Artikel 11 Na de sluiting van de opdracht is de gedelegeerde overheid die de opdracht heeft toegekend, gemachtigd om, onverminderd de toepassing van de wettelijke en reglementaire bepalingen betreffende de overheidsopdrachten voor werken, leveringen en diensten, inzonderheid artikel 37 van het koninklijk besluit van 14 januari 2013 tot bepaling van de algemene uitvoeringsregels van de overheidsopdrachten en van de concessies voor openbare werken, via een met redenen omklede beslissing af te wijken van de toepassing van bepaalde clausules van de opdracht, zonder echter het voorwerp ervan te wijzigen.

  V. Personeel

Artikel 12 Wanneer een vacante betrekking ingevuld moet worden door de geslaagde van een vergelijkend wervingsexamen, roepen de leidende ambtenaren de geselecteerde kandidaat in dienst, in voorkomend geval na een bijkomende proef.

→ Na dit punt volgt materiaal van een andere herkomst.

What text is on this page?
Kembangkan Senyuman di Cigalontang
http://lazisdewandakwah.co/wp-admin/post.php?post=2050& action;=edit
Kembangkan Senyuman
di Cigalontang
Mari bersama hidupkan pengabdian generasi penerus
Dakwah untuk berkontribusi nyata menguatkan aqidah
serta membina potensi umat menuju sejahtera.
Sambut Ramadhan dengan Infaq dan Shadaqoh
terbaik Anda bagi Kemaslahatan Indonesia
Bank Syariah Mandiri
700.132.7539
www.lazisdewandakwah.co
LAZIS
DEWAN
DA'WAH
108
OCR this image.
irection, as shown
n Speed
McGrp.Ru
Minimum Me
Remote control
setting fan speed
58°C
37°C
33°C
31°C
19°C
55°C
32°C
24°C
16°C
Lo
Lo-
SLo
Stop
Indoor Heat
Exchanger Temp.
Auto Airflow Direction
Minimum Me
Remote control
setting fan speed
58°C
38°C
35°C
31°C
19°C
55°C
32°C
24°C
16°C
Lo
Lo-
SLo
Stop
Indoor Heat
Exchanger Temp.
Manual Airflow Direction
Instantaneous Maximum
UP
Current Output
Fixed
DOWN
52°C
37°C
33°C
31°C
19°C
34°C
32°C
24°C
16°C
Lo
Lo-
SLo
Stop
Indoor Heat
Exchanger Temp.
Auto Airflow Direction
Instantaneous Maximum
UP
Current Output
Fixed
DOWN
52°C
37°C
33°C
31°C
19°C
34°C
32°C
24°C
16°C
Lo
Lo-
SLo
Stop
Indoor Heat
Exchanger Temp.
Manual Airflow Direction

Artikel 13 De leidende ambtenaren zijn bevoegd voor het verlenen van de bevorderingen aan de personeelsleden van niveau B, C en D.

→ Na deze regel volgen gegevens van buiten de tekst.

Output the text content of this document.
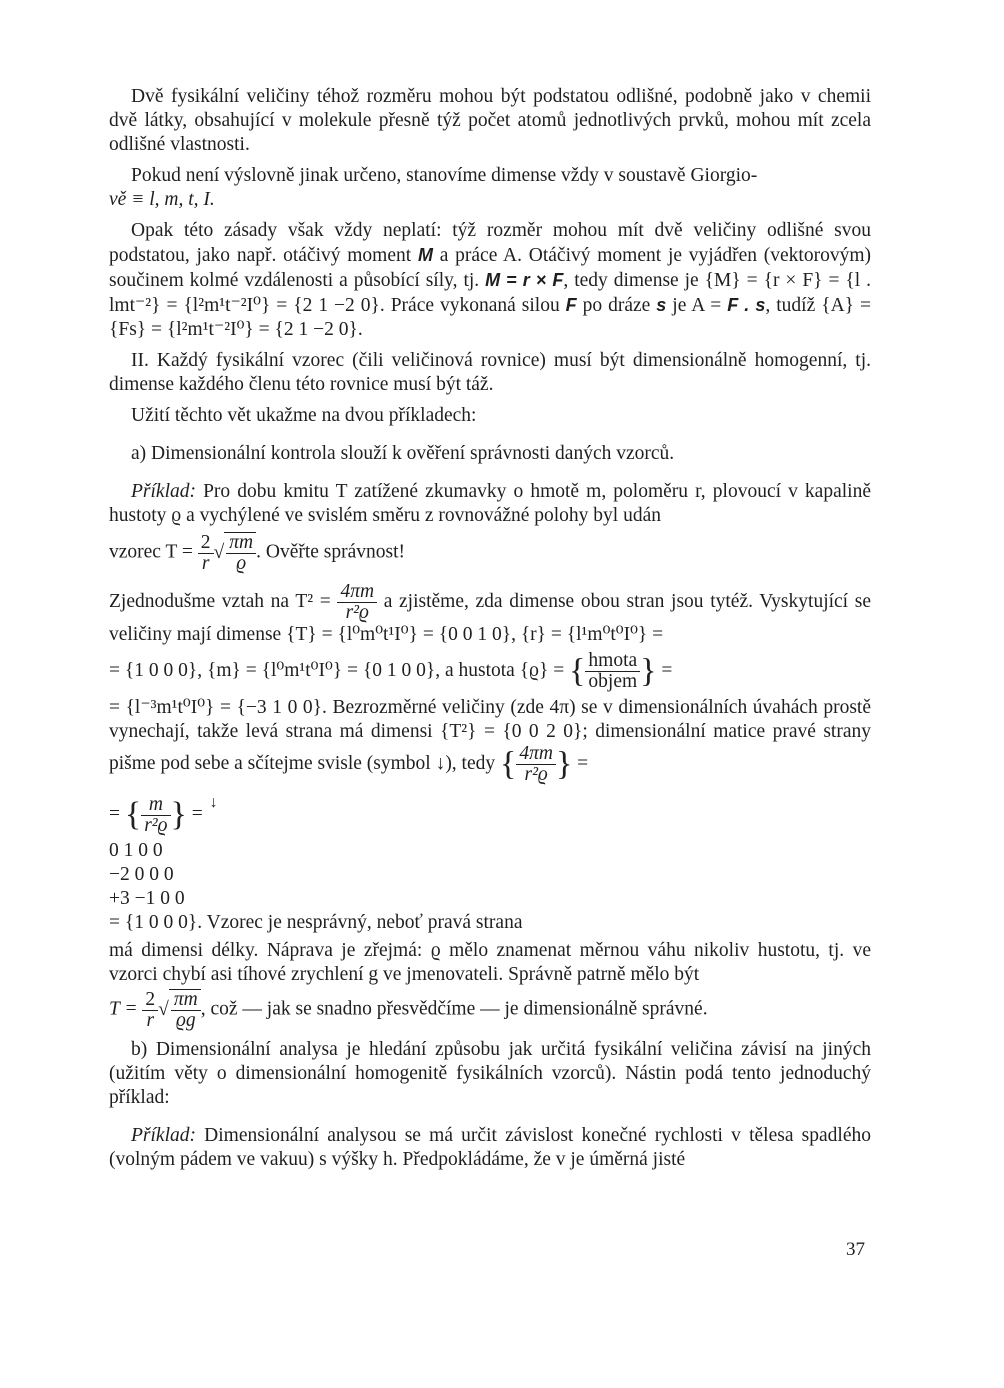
Dvě fysikální veličiny téhož rozměru mohou být podstatou odlišné, podobně jako v chemii dvě látky, obsahující v molekule přesně týž počet atomů jednotlivých prvků, mohou mít zcela odlišné vlastnosti.

Pokud není výslovně jinak určeno, stanovíme dimense vždy v soustavě Giorgio-
vě ≡ l, m, t, I.

Opak této zásady však vždy neplatí: týž rozměr mohou mít dvě veličiny odlišné svou podstatou, jako např. otáčivý moment M a práce A. Otáčivý moment je vyjádřen (vektorovým) součinem kolmé vzdálenosti a působící síly, tj. M = r × F, tedy dimense je {M} = {r × F} = {l . lmt⁻²} = {l²m¹t⁻²I⁰} = {2 1 −2 0}. Práce vykonaná silou F po dráze s je A = F . s, tudíž {A} = {Fs} = {l²m¹t⁻²I⁰} = {2 1 −2 0}.

II. Každý fysikální vzorec (čili veličinová rovnice) musí být dimensionálně homogenní, tj. dimense každého členu této rovnice musí být táž.

Užití těchto vět ukažme na dvou příkladech:

a) Dimensionální kontrola slouží k ověření správnosti daných vzorců.

Příklad: Pro dobu kmitu T zatížené zkumavky o hmotě m, poloměru r, plovoucí v kapalině hustoty ϱ a vychýlené ve svislém směru z rovnovážné polohy byl udán

vzorec $T = \frac{2}{r}$ √ $\frac{\pi m}{ϱ}$ . Ověřte správnost!

Zjednodušme vztah na $T^2 = \frac{4\pi m}{\text{r²ϱ}}$ a zjistěme, zda dimense obou stran jsou tytéž. Vyskytující se veličiny mají dimense {T} = {l⁰m⁰t¹I⁰} = {0 0 1 0}, {r} = {l¹m⁰t⁰I⁰} =

= {1 0 0 0}, {m} = {l⁰m¹t⁰I⁰} = {0 1 0 0}, a hustota {ϱ} = { $\frac{\text{hmota}}{\text{objem}}$ } =

= {l⁻³m¹t⁰I⁰} = {−3 1 0 0}. Bezrozměrné veličiny (zde 4π) se v dimensionálních úvahách prostě vynechají, takže levá strana má dimensi {T²} = {0 0 2 0}; dimensionální matice pravé strany pišme pod sebe a sčítejme svisle (symbol ↓), tedy { $\frac{4\pi m}{\text{r²ϱ}}$ } =

= { $\frac{m}{\text{r²ϱ}}$ } =
↓

0 1 0 0
−2 0 0 0
+3 −1 0 0
= {1 0 0 0}. Vzorec je nesprávný, neboť pravá strana

má dimensi délky. Náprava je zřejmá: ϱ mělo znamenat měrnou váhu nikoliv hustotu, tj. ve vzorci chybí asi tíhové zrychlení g ve jmenovateli. Správně patrně mělo být

$T = \frac{2}{r}$ √ $\frac{\pi m}{ϱg}$ , což — jak se snadno přesvědčíme — je dimensionálně správné.

b) Dimensionální analysa je hledání způsobu jak určitá fysikální veličina závisí na jiných (užitím věty o dimensionální homogenitě fysikálních vzorců). Nástin podá tento jednoduchý příklad:

Příklad: Dimensionální analysou se má určit závislost konečné rychlosti v tělesa spadlého (volným pádem ve vakuu) s výšky h. Předpokládáme, že v je úměrná jisté

37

Artikel 14 De leidende ambtenaren zijn gezamenlijk bevoegd om beslissingen te nemen houdende de goedkeuring van de pensioenaanvragen van vast benoemde of contractuele personeelsleden.

Artikel 15 In overeenstemming met het administratief statuut en de bezoldigingsregeling voor de personeelsleden van de Instelling, zijn de leidende ambtenaren gezamenlijk bevoegd om de personeelsleden van niveau B, C en D in disponibiliteit te stellen wegens ambtsontheffing in het belang van de dienst.

Artikel 16 De leidende ambtenaren zijn gezamenlijk bevoegd om de disponibiliteit van rechtswege wegens ziekte van de personeelsleden vast te stellen en het hun toe te kennen wachtgeld vast te leggen, overeenkomstig artikel 161 van het besluit van 27 maart 2014 houdende het administratief statuut en de bezoldigingsregeling van de ambtenaren van de instellingen van openbaar nut van het Brussels Hoofdstedelijk Gewest.

Artikel 17 De leidende ambtenaren zijn bevoegd om inzake verloven de voorziene reglementaire bepalingen te treffen en namens de Minister de desbetreffende aanhangsels bij de arbeidsovereenkomsten te ondertekenen.

Artikel 18 De leidende ambtenaren treffen gezamenlijk de voorziene reglementaire bepalingen in uitvoering van de wet betreffende de arbeidsongevallen.

Artikel 19 De leidende ambtenaren zijn gezamenlijk bevoegd om contractuele personeelsleden te ontslaan.

Artikel 20 De leidende ambtenaren zijn bevoegd om het vrijwillige ontslag van contractuele personeelsleden te aanvaarden.

Artikel 21 De leidende ambtenaren geven gezamenlijk de toestemming voor de opdrachten in het buitenland van de personeelsleden van de Instelling, voor zover de kostprijs van de opdracht minder dan 3.000 € bedraagt.
  Elke dienstverplaatsing is afhankelijk van de toestemming van de leidende ambtenaren. Die toestemming kan algemeen worden, in het bijzonder wanneer de betrokkenen zich regelmatig moeten verplaatsen.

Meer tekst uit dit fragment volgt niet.